The story of how Lyndon Johnson “stole” the 1948 Senate election away from Coke Stevenson, allegedly by use of voter fraud, which, The New York Times writes, allowed him to overcome “…a 20,000-vote deficit to achieve his famous 87-vote victory,” is chronicled in Robert A. Caro’s book “Means of Ascent,” a multi-volume biography of the 36th president. It is also no secret how Kennedy money and, according to journalist Seymour M. Hersh in his book “The Dark Side of Camelot,” a little mafia influence delivered the 1960 presidential election to John F. Kennedy.
These men were Democrats and though Johnson’s legacy is tarnished by his escalation of the Vietnam War, he deservedly earns plaudits today for his work on civil rights legislation.
Nixon was different.

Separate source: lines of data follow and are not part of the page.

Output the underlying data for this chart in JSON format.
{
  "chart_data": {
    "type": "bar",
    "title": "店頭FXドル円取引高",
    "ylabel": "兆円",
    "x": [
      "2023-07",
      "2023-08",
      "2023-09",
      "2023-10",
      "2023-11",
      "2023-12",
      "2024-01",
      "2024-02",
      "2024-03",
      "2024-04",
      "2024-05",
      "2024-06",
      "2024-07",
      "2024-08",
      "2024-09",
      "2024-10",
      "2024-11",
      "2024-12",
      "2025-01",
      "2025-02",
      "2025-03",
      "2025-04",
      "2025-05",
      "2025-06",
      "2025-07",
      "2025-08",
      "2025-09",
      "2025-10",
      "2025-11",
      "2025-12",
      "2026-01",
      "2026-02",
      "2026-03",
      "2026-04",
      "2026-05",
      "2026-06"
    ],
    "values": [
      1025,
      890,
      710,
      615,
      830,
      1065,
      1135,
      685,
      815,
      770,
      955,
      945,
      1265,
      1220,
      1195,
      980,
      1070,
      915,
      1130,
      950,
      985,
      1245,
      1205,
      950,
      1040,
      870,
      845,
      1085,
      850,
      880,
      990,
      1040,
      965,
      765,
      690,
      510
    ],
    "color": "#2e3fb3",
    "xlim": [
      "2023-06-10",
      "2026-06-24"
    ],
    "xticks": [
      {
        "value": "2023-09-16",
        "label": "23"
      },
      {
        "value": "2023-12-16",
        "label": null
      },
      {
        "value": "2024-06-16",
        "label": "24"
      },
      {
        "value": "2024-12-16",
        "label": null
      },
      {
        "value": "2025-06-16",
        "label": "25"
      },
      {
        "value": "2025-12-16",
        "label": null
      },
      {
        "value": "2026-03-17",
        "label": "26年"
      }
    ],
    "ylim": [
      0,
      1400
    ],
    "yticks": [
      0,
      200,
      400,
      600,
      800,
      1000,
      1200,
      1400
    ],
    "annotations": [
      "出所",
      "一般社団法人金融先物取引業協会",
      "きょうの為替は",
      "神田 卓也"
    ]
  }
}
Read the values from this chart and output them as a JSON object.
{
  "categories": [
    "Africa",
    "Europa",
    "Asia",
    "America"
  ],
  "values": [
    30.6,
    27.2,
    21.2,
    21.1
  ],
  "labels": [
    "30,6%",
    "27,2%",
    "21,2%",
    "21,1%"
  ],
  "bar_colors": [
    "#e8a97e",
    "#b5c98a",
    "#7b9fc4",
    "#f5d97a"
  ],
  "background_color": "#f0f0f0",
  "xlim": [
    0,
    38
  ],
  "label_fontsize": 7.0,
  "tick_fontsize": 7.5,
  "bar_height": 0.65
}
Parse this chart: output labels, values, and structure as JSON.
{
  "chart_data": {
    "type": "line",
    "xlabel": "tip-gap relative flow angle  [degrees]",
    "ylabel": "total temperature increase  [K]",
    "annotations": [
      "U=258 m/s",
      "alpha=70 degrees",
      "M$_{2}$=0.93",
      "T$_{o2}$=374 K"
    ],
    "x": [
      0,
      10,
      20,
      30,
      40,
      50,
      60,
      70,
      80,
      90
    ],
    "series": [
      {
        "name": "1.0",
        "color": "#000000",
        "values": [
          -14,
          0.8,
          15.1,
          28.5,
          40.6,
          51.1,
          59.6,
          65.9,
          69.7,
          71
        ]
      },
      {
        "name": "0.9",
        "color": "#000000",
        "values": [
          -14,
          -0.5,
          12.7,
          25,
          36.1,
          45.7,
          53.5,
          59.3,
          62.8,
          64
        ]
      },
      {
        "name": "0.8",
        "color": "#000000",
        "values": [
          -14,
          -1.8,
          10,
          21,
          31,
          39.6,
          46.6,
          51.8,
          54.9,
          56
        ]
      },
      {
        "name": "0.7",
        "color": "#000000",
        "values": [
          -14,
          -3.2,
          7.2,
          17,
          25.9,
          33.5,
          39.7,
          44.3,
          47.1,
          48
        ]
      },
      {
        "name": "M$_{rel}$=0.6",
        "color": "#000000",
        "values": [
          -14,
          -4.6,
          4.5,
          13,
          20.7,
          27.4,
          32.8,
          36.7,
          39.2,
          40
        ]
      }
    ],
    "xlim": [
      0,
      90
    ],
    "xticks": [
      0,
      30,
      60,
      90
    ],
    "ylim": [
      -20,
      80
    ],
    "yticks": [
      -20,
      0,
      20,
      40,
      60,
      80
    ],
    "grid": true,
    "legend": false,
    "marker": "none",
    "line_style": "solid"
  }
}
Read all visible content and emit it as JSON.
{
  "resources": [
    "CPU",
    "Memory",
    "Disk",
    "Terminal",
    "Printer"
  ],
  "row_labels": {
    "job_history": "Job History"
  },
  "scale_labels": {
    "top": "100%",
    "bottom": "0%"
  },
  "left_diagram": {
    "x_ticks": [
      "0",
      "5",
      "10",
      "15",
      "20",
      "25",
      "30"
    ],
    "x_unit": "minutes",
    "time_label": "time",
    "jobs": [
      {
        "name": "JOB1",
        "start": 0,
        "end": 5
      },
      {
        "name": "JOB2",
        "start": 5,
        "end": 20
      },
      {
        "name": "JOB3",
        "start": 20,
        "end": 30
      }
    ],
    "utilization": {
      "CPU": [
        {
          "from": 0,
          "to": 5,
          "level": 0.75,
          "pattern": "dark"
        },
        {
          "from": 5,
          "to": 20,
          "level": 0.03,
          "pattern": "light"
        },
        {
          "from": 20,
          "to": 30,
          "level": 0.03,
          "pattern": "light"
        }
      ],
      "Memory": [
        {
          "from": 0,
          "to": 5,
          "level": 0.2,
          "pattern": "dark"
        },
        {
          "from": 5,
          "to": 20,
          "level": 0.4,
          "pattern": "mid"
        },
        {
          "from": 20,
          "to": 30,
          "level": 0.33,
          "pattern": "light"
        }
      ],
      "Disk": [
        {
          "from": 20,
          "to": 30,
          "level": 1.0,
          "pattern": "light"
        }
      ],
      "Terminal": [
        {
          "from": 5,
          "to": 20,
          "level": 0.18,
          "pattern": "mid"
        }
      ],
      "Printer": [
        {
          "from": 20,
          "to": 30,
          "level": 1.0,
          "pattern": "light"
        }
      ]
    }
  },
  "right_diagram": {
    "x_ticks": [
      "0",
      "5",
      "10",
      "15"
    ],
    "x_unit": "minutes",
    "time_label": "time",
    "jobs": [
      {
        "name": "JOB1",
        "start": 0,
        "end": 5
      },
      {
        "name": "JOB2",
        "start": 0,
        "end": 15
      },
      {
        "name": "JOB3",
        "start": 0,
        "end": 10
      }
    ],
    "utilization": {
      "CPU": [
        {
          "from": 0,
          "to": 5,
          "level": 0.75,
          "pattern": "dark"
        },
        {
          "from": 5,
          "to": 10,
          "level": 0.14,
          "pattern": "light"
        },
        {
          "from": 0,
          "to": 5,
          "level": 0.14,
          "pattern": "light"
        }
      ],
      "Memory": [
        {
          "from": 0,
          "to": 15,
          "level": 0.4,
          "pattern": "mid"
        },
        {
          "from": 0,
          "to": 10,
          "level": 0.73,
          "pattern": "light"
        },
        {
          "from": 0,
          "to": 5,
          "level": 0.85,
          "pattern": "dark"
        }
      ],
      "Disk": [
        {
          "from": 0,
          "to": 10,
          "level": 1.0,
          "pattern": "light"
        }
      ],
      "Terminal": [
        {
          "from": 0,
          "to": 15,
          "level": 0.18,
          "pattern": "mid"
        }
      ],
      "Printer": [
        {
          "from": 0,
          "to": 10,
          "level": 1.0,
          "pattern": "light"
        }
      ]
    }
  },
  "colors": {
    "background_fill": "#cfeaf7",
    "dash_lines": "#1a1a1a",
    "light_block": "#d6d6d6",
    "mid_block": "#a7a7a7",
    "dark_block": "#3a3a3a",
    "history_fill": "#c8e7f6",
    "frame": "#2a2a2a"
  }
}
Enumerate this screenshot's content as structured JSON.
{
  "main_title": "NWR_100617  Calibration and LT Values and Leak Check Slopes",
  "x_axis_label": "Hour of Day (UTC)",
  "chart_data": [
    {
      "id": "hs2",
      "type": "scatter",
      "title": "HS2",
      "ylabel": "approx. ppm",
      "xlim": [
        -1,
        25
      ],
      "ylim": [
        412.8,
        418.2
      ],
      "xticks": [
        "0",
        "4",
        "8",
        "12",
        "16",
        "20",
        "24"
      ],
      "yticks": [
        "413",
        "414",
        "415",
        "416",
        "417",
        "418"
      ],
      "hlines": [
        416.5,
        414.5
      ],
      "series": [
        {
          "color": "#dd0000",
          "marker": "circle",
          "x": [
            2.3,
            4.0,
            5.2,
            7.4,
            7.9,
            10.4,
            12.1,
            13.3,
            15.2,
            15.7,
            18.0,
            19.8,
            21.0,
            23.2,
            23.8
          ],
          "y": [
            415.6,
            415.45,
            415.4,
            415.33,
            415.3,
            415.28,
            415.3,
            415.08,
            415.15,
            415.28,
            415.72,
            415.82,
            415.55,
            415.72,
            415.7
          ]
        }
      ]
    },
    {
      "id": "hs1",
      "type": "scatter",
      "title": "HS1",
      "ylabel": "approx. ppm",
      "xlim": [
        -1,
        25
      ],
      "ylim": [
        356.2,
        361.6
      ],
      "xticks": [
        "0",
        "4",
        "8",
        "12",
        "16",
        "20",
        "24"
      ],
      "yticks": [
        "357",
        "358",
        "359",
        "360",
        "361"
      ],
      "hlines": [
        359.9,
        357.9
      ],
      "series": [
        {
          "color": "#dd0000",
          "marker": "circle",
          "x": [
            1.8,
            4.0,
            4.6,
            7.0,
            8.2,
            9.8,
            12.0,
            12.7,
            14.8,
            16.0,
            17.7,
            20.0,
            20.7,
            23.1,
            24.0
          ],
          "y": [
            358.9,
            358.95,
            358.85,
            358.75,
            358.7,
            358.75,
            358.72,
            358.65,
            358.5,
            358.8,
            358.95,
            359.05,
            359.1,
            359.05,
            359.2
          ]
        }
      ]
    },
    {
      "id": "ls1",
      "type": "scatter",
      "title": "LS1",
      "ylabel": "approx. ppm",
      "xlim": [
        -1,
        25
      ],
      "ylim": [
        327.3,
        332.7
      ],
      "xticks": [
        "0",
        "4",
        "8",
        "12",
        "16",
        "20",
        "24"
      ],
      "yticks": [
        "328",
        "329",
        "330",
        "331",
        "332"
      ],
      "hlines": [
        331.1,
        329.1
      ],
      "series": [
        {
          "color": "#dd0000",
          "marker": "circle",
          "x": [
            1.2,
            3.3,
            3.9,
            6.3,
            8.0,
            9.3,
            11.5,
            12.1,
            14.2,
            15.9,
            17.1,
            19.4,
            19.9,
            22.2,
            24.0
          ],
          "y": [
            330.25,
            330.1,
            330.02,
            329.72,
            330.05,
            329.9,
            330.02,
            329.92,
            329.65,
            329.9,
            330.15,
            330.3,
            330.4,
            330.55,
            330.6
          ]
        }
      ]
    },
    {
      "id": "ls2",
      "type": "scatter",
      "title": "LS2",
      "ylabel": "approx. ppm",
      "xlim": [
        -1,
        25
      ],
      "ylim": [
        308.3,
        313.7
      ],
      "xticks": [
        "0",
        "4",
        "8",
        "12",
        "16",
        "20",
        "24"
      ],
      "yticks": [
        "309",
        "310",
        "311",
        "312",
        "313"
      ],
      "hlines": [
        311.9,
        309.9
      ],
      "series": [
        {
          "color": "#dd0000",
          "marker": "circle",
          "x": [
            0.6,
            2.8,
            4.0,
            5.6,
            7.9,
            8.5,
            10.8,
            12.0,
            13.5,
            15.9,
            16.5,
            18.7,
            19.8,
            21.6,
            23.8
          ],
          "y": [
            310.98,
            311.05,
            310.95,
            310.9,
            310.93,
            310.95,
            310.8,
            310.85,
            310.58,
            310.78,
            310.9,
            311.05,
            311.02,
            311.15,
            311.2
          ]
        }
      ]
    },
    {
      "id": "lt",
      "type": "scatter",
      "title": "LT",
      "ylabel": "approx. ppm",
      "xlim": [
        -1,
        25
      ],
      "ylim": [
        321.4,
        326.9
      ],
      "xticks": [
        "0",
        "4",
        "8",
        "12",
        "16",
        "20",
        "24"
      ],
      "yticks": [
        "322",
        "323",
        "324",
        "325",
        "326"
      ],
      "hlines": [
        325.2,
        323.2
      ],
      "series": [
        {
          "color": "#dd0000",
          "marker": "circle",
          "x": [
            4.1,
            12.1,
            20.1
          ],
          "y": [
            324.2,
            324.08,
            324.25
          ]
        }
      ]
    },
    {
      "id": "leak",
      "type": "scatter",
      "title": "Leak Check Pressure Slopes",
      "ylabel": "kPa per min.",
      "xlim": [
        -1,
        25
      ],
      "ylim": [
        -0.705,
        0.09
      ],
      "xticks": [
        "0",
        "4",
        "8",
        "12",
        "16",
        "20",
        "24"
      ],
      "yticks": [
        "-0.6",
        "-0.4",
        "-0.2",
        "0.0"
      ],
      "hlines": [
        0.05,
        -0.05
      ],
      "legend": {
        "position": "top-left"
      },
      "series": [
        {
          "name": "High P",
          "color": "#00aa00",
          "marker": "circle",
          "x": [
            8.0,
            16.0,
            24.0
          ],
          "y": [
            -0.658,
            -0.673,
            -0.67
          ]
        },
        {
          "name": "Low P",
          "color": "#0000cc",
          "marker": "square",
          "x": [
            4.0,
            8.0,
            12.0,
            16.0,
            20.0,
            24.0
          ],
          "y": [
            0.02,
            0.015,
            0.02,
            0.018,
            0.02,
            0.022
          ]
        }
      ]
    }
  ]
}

While Kennedy expertly schmoozed the press and Johnson was a master manipulator and arm-twister, Nixon brooded about slights and injustices he felt had been done to him.
When Pat Nixon died in 1993, I wrote a column about her. I had met her on a few occasions and said she did not fit the “plastic Pat” label assigned to her by critics. I noted she didn’t like politics, but endured it for the sake of her husband, preferring instead to stay out of the limelight.
Nixon wrote and thanked me, but then launched into a diatribe about the media and how they never understood her and by implication him.
My other personal remembrance of Nixon came in the early 1970s. I was trying to become a network correspondent at NBC News in Washington and was assigned to weekend stories more seasoned reporters didn’t want to cover. One of them was Nixon’s Sunday White House “church” service. Bob Schieffer had recently arrived in Washington from Texas for CBS News and he drew the same assignment.
Nixon, or someone on his staff, likely pre-cleared the speakers in order to avoid the potential embarrassment of one of them criticizing Nixon for not immediately ending the Vietnam War. Speakers included Rev. Billy Graham and a Catholic prelate whose name now escapes me. Afterward, a reception was held in the East Room where reporters and guests could speak with Nixon, Secretary of the Treasury John Connally and other Cabinet members.
I found these events uncomfortable and a contrast in content and form from my own church experience. An explanation came when the secretly recorded Oval Office conversations became public and Nixon is heard taking God’s name in vain and disparaging Jews and his “enemies.” On hearing the tapes, Graham expressed shock and dismay at Nixon’s language, though on one recording Graham is heard agreeing with Nixon about Jews controlling the media, a comment for which he later apologized.
Nixon defenders have always contended that he did nothing different from other presidents. Maybe, but he certainly appears to have done a lot more of it than other presidents and his personality was anything but endearing to the press and to those on his “enemies list.” Nixon seemed to be saying to the press, “hit me again, I can take it.”
Nixon was not a conservative Republican. He imposed wage and price controls, created the Environmental Protection Agency and two of the four justices he appointed to the Supreme Court — Harry Blackmun and Warren Burger — were part of the 7-2 majority vote in the Roe v. Wade case, which ushered in abortion on demand.
Still, he remains one of our most fascinating presidents and one we can be sure historians will “kick around” for at least another 40 years.